The report says greater participation by the private sector can thus play an important role in the provision of medical education. This study considers two possible avenues of participation: allowing the establishment and accreditation of private medical colleges; and encouraging greater participation by private hospitals and specialists in the clinical training of undergraduate students studying at South Africa’s public universities. Econex says that rather than posing a threat to the public sector, the private sector can strengthen South Africa’s medical workforce by helping government achieve many of its stated healthcare objectives. In the first instance, the accreditation of private medical colleges can allow a greater number of doctors to be trained at minimal cost to the public purse.

 

However, the report says, the perceived inequality in the distribution of resources between the private and public healthcare sectors creates the concern that private medical colleges will exacerbate current inequalities and give rise to elitist private training facilities. This history of antagonism in South Africa’s healthcare suggests that while private medical colleges provide a structural long-term solution, it will not be easy to implement in the short term.

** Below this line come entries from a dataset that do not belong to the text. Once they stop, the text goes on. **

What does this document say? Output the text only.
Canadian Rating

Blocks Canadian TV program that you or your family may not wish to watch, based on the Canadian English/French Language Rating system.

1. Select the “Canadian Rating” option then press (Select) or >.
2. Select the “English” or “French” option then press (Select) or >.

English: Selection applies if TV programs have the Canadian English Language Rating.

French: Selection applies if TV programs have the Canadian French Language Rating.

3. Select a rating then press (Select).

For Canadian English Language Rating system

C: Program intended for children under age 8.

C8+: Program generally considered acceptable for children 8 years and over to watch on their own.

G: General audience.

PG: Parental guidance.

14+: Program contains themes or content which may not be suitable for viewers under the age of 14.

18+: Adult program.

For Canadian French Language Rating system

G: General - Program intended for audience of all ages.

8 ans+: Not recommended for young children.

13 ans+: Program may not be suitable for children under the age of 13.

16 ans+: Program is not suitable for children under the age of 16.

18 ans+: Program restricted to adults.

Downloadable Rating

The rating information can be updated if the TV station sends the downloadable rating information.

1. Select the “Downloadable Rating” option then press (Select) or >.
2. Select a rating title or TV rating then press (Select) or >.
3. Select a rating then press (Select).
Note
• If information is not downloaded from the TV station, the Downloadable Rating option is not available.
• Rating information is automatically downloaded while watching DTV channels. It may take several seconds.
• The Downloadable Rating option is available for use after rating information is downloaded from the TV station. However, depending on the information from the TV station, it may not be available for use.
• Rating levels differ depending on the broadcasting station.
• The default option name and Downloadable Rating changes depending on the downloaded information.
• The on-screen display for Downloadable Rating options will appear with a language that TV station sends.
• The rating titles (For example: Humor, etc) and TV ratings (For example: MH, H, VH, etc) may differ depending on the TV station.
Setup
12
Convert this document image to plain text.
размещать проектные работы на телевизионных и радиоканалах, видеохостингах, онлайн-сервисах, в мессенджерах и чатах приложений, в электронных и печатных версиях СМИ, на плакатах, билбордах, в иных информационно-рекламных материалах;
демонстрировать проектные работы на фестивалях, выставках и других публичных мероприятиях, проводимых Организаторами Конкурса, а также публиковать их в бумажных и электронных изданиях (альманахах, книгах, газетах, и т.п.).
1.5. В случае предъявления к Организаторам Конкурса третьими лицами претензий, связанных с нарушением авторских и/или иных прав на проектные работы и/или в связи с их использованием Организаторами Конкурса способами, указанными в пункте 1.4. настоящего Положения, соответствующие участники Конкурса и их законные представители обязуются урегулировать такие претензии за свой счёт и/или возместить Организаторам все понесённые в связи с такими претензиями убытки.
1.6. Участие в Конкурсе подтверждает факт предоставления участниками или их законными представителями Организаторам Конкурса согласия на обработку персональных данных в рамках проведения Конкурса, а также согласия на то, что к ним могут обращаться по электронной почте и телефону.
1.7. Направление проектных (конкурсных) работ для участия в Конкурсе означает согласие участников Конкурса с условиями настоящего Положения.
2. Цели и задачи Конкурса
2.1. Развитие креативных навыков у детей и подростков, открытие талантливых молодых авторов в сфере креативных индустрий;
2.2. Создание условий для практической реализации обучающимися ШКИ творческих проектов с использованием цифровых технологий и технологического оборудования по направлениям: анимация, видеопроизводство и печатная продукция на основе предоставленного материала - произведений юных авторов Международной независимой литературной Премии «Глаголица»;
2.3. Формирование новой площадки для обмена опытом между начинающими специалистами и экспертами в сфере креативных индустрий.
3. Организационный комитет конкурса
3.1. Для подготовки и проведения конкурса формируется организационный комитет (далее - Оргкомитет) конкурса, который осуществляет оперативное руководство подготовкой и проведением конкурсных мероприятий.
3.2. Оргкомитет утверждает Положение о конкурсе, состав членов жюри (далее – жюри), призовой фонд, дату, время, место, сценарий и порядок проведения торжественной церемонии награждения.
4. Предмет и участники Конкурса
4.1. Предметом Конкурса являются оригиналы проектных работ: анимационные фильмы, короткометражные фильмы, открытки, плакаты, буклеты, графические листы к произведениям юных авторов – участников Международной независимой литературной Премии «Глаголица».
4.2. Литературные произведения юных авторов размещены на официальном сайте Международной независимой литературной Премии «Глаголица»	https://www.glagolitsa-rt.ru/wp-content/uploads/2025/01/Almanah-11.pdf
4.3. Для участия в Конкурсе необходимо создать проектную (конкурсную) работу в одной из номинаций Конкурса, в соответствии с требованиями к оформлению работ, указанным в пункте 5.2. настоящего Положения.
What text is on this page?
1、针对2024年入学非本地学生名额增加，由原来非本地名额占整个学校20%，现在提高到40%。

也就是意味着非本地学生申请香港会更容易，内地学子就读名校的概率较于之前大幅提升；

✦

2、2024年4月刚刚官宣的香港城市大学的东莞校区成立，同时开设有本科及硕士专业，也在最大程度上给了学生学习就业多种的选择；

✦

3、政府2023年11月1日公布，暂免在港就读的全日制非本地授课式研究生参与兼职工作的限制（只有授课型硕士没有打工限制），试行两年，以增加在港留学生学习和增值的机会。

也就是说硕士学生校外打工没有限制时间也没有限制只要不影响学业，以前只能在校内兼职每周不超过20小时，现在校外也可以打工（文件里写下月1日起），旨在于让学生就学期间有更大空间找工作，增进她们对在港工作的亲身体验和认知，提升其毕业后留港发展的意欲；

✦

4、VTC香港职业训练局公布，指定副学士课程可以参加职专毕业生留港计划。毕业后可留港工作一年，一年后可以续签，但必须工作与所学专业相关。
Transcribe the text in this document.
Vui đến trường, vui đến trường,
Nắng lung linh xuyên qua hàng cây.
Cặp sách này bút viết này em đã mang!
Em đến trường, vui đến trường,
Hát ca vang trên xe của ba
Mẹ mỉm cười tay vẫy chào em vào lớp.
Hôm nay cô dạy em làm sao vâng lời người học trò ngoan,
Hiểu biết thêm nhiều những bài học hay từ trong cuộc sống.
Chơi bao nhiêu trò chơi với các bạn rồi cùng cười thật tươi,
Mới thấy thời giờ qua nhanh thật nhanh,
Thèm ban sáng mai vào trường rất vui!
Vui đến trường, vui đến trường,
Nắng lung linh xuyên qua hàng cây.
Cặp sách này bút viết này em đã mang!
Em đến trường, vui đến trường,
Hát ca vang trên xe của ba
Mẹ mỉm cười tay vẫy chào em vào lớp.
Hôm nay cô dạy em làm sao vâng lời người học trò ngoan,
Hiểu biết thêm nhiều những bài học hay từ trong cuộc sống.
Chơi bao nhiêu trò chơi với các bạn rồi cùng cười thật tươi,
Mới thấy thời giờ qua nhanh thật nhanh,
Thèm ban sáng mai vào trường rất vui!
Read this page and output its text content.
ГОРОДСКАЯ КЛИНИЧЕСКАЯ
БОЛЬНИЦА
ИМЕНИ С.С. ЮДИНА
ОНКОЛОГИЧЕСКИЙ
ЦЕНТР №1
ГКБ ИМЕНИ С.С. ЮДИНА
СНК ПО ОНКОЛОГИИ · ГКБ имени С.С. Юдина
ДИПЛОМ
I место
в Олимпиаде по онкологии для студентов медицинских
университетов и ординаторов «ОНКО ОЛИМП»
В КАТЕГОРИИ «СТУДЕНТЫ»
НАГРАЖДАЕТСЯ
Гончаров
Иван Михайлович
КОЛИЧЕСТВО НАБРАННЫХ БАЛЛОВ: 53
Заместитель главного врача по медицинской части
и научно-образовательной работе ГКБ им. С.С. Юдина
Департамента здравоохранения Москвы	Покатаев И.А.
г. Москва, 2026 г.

In the second instance, private hospitals can play a greater participation in doctor training. There are already examples where the private health sector and public universities have collaborated effectively to lessen the training burden on public medical schools.

 

An initiative between Mediclinic South Africa (MCSA) and Stellenbosch University, where internal medicine students in mid-rotation complete a portion of their clinical training at a MCSA hospital, suggests that the private sector can contribute to the training capacity of public universities. It provides an easy and cost-effective way of increasing the number of doctors in South Africa, without skewing the distribution of healthcare resources. Netcare and Life Healthcare also contribute to lifting the training burden of the public sector through making funding and scholarships available for specialist and sub-specialist training. The report says greater involvement by the private sector in medical training should therefore be investigated and encouraged as a matter of priority, especially in light of the demand that the NHI will create for more doctors.

 

The private sector can also be used to help address the need for more healthcare resources in rural areas, where South Africa’s doctor shortage is especially acute. More doctors will be available for community service and internships in rural areas, if larger numbers of students are trained. Strategic agreements between (public or private) universities and rural clinics could also be tailored to increase the propensity of medical students to practice in these areas.

What should be done?

There is a shortage of medical doctors in South Africa, concentrated mainly in the public and rural service. Nowhere in the country do we achieve the doctors-per-population norms of even middle-income countries internationally. We might compare favourably with our African neighbours, but they are the most under-served countries in the world. Thousands of our doctors are working abroad in countries classified as high-income, with physician-to-population ratios that are many times more favourable than ours.

We are hopeful that the education system could alleviate the shortage of doctors by producing more graduates who are likely to stay in the country and work where needed most, but there are constraints on what is possible in the short term (Wildschut, senior researcher, Education and Skills Development programme, 2018: HSRC).